The rest of the book could cover the other northern nations in detail. :)
 
VincentDarlage said:
The Witchmen was an attempt by L. Sprague de Camp to show the beginnings of Finnish mythology - as sorcerers sprung up in Hyperborea, a few of them insisted on being worshipped as gods for their powers - and then later were incorporated into Finnish Myth, their true origins forgotten. Louhi of Pohjohla was a Finnish goddess of the underworld (she appeared in DnD as Loviatar).

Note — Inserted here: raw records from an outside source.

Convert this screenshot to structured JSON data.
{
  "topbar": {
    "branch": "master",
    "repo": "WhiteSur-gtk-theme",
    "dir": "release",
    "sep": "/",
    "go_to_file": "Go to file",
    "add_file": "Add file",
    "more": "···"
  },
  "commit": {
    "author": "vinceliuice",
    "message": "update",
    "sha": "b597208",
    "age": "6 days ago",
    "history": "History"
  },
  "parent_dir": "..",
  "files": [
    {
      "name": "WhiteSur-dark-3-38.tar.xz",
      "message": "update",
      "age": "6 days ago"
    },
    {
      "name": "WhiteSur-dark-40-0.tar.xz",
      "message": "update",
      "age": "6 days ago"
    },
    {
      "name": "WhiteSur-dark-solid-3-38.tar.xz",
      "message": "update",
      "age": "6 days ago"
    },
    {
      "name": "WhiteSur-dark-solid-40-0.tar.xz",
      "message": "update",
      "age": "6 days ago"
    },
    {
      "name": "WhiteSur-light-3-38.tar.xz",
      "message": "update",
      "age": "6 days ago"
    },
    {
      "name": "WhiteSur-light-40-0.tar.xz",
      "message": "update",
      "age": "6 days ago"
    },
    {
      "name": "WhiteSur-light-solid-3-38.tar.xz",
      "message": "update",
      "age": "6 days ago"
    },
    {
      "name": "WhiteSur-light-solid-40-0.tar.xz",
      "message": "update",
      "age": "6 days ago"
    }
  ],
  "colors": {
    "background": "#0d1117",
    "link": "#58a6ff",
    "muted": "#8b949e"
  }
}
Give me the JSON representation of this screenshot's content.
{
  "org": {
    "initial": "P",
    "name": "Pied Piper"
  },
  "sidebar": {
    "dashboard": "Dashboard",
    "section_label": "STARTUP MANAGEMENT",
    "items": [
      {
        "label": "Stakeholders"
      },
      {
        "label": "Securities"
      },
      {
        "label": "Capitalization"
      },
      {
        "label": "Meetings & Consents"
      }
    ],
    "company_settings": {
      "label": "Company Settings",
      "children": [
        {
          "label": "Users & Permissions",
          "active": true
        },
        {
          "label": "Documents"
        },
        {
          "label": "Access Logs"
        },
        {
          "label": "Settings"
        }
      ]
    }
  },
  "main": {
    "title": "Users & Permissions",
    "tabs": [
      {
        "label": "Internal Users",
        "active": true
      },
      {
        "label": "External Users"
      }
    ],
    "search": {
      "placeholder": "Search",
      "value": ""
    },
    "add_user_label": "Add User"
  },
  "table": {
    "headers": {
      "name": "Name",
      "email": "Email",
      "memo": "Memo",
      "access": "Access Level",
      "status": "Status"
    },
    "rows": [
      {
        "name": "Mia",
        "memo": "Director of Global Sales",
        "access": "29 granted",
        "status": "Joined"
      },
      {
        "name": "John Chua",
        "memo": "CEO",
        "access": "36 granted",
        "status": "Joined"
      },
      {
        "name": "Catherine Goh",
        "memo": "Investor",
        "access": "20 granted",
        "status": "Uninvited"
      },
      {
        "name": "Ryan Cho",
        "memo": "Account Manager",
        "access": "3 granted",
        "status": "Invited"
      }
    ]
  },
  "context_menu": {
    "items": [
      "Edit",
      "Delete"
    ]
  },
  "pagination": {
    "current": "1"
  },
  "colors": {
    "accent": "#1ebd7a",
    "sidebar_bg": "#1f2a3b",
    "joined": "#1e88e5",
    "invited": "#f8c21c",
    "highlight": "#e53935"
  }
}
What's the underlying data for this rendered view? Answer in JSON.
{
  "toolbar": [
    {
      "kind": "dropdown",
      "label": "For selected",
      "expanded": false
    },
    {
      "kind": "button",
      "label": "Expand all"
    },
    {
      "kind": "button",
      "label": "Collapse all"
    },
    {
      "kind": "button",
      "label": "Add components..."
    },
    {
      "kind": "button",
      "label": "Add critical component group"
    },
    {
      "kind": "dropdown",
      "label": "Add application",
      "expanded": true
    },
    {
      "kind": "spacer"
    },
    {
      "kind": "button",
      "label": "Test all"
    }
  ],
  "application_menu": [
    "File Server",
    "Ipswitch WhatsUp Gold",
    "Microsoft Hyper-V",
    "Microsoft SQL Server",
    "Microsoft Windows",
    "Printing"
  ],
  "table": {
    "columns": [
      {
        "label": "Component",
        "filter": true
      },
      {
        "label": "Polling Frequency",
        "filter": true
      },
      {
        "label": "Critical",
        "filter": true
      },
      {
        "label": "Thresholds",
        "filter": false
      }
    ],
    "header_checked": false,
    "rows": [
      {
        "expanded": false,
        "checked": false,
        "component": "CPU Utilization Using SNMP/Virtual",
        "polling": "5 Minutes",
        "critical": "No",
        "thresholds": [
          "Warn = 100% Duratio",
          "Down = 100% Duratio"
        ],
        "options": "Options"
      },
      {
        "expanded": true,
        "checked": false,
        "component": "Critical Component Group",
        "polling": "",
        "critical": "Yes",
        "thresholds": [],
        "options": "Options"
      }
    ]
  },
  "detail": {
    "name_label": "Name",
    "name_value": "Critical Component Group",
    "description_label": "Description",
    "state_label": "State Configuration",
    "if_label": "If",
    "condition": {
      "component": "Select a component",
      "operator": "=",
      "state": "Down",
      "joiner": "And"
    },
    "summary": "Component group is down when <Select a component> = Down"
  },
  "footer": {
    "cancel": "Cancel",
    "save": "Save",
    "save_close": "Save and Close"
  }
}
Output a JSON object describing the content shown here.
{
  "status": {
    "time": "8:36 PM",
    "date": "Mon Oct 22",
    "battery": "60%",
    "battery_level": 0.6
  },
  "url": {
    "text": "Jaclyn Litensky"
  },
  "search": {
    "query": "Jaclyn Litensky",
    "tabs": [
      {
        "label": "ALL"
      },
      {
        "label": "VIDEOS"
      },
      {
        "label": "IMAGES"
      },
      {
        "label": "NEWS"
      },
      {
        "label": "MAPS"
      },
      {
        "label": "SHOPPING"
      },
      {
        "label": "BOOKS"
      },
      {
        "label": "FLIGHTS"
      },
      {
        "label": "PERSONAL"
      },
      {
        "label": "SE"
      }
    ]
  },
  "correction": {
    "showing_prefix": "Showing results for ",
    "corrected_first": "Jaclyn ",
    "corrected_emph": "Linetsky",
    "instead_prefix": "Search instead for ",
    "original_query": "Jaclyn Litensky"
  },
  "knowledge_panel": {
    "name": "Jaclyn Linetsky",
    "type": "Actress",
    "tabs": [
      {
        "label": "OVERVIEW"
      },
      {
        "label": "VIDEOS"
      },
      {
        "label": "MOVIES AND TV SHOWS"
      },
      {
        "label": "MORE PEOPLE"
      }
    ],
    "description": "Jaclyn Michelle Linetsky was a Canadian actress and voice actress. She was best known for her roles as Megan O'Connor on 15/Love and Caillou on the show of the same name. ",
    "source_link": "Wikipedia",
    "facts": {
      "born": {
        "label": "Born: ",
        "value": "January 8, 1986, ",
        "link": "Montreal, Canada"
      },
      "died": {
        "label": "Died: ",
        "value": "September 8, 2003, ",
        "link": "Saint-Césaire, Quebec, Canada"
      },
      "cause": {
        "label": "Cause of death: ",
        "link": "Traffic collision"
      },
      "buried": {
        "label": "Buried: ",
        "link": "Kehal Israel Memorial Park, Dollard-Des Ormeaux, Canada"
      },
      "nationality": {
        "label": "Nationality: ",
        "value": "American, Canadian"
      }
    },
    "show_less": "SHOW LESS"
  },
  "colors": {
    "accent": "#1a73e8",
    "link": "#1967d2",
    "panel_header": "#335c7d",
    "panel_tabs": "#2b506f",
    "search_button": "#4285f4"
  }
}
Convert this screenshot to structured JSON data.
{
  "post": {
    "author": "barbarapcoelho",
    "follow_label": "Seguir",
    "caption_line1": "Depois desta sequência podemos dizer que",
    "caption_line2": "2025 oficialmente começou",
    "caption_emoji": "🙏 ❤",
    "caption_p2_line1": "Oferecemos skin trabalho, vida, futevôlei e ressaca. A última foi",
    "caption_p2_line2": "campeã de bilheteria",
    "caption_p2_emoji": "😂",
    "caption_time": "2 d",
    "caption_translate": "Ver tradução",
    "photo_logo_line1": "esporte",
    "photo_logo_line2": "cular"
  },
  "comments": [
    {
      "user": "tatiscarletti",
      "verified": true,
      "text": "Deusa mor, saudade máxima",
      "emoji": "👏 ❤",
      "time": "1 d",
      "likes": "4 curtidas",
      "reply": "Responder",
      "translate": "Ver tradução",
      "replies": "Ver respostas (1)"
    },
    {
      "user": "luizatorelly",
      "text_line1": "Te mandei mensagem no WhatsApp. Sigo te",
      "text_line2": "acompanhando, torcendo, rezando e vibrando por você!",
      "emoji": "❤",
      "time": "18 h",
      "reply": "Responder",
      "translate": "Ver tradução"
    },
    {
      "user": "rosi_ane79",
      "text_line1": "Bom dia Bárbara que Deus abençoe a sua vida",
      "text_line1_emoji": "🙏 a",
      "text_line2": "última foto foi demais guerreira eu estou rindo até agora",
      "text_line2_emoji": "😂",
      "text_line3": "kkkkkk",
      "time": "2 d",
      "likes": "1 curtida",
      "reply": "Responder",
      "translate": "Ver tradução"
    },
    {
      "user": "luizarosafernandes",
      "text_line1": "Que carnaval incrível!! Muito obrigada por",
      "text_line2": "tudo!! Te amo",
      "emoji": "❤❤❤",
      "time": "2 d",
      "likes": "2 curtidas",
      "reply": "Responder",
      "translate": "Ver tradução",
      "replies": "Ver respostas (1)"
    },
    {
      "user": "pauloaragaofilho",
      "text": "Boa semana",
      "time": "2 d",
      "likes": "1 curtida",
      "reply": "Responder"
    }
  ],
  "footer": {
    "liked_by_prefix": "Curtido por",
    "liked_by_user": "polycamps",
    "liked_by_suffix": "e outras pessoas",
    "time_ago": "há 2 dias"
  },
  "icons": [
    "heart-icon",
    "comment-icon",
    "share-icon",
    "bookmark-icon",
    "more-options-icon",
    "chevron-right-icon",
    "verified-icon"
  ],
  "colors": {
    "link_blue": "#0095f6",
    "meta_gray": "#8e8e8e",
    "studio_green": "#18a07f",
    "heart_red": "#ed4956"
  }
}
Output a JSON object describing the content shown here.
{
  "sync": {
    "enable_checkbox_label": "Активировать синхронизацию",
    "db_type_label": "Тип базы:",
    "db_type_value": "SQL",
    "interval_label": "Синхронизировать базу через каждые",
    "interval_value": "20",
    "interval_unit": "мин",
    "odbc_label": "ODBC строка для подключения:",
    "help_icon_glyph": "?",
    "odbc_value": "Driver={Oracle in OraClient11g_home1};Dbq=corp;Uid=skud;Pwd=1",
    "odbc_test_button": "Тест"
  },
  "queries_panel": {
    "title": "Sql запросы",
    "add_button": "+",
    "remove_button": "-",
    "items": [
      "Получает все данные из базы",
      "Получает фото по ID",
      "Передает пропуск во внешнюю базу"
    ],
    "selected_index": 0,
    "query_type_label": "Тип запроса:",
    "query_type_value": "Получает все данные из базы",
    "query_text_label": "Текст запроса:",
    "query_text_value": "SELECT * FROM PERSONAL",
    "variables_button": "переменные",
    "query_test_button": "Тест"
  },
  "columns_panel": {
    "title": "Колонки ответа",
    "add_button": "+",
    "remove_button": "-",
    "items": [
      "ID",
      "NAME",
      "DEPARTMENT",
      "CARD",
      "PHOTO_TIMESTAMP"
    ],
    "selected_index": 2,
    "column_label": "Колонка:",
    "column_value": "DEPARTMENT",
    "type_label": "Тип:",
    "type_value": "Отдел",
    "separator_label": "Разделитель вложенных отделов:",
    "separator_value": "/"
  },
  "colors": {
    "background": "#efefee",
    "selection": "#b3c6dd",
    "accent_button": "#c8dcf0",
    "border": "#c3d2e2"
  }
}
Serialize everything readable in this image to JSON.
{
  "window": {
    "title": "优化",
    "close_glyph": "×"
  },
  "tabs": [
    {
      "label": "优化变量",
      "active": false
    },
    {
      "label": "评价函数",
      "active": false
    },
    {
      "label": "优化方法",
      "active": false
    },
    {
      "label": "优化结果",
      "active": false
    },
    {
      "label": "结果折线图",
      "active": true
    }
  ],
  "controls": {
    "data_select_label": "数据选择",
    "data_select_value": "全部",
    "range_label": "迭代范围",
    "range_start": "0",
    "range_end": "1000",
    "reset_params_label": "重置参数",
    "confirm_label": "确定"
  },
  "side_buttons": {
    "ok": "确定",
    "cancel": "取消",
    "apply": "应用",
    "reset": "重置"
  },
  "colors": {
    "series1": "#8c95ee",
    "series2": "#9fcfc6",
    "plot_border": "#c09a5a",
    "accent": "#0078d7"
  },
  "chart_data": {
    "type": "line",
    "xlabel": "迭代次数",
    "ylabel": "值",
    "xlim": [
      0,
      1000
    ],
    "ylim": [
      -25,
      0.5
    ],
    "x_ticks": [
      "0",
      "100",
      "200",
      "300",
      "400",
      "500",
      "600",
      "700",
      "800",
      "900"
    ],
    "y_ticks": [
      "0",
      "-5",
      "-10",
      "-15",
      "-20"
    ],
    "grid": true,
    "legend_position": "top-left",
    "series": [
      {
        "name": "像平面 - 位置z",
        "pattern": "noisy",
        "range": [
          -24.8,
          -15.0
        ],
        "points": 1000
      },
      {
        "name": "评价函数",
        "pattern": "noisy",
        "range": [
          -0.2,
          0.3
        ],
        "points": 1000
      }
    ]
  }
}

I had some inkling that Finnish mythos was being referenced! I studied Kalevala and Finnish with two native speakers in early college. (It's a damn tough read in the original! :shock: ) Going to Kalevala for further inspiration for Hyperborea would be logical. Let's introduce the hotly-sought-after, mysterious Sampo, steady old Väinämöinen, Kullervo and the others! The artist Akseli Galen-Kallela (sp?) did some marvelous works inspired by Kalevala that are also good for getting ideas about Hyperborea.
 
VincentDarlage said:
The Witchmen was an attempt by L. Sprague de Camp to show the beginnings of Finnish mythology - as sorcerers sprung up in Hyperborea, a few of them insisted on being worshipped as gods for their powers - and then later were incorporated into Finnish Myth, their true origins forgotten. Louhi of Pohjohla was a Finnish goddess of the underworld (she appeared in DnD as Loviatar).